Она говорила так страстно, что я замолчала. Мы в этот день стали ближе друг другу, чем раньше. Когда она собралась уходить, я ей это сказала. Она дотронулась до моего подбородка и улыбнулась мне:
— Оттого, что вы еще девочка и умеете говорить по-детски — без задней мысли и то, что хочется. До конца-то вас все-таки не испортили.
Но вот наступила минута, когда мне нужно было перешагнуть порог спальни. Сказать по правде, я трусила Валентина Сергеевича. Открыв дверь, я заглянула в комнату, никого не увидела и с облегчением вбежала в нее. Тотчас же за мной захлопнули дверь. Муж стоял у портьеры. Он глядел на меня с ехидством благовоспитанного человека. Он заговорил по-французски:
— Дорогая, скажите, ваши капризы… Вы не питаете некоторых надежд?
— Ни в малейшей мере, — ответила я сердито, — Не приставайте ко мне. Двадцать раз в день спрашиваете об этом, будто речь идет о погоде, а я барометр.
— В таком случае нет причин для задержки. Дело в том, что завтра в два часа мы с вами уезжаем в Рим. Билеты уже заказаны.
— Раз заказаны, не о чем и спрашивать. Позвоните Аннеле, и пусть она укладывается.
Я повернула ему спину и занялась ночным туалетом. Что за гнусная форма рабовладения светский брак! Тут я прикусила себе губу — слишком ясно стало мне самой, насколько я распропагандирована за эти несколько дней. На душе у меня было нестерпимо тяжело, — жаль уезжать из Цюриха, жаль расставаться с Екатериной Васильевной, жаль терять возможность слышать и видеть нечто большее, чем то, что знакомо мне было, как алфавит.
Рано утром я забежала к моей соседке и со слезами сообщила ей о своем отъезде. Она развела руками.
— Отчего бы вам не бросить этого страуса?

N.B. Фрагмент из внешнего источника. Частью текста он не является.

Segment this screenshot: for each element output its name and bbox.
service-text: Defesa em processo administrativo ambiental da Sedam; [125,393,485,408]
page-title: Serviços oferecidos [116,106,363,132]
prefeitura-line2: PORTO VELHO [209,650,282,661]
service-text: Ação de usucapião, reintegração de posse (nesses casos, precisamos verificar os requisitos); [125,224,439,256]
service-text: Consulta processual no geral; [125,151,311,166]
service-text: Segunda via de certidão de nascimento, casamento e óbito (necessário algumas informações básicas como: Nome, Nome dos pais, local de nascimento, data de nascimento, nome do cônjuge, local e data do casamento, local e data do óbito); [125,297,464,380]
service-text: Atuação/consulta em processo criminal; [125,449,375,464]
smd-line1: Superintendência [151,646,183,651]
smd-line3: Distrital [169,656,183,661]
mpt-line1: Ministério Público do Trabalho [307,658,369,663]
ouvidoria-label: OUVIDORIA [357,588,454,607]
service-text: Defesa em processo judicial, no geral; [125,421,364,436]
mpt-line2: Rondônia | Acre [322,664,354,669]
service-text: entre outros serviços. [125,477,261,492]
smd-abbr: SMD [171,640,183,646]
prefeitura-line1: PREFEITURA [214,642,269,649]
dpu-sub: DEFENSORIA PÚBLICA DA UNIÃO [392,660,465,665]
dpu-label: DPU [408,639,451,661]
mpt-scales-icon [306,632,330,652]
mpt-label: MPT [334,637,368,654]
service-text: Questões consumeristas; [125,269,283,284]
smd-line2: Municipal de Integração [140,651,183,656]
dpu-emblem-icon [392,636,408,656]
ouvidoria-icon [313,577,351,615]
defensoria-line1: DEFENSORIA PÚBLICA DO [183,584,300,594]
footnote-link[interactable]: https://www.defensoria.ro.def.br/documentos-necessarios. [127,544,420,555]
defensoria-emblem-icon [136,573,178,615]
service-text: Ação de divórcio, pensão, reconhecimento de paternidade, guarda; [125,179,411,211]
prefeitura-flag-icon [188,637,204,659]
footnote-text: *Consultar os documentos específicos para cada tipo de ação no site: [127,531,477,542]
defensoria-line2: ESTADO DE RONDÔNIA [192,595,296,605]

Но тотчас же раскаялась и обняла меня; мое лицо, должно быть, сказало ей, что это уж слишком. Страус! Вилли, если вы сейчас, в эмиграции, читаете эти строки, знайте, что в ту минуту я искренне и серьезно оскорбилась за вас. Правда, у страуса маленькая голова и у вас, не сердитесь, тоже; у страуса прищуренные глаза — и у вас; у страуса привычка прятать куда-то голову — и, говорят, у эмигрантов тоже. Но в ту минуту вы еще не были эмигрантом и были моим мужем. Я оскорбилась за вас до глубины сердца.
— Вот что, раз ничего нельзя посоветовать, я устрою вам приятный сюрприз напоследок. Скажите, хочется вам помочь находящимся здесь и очень нуждающимся русским?
Я кивнула в ответ.
— Даже если они социалисты?
Я кивнула опять, против воли улыбнувшись.
— Ну, так не берите автомобиля, не берите носильщика. Закажите в русской читальне ручную тележку, и артель русских студентов отлично доставит ваши вещи на вокзал. Идет? Кстати познакомитесь с заинтересовавшим вас юношей.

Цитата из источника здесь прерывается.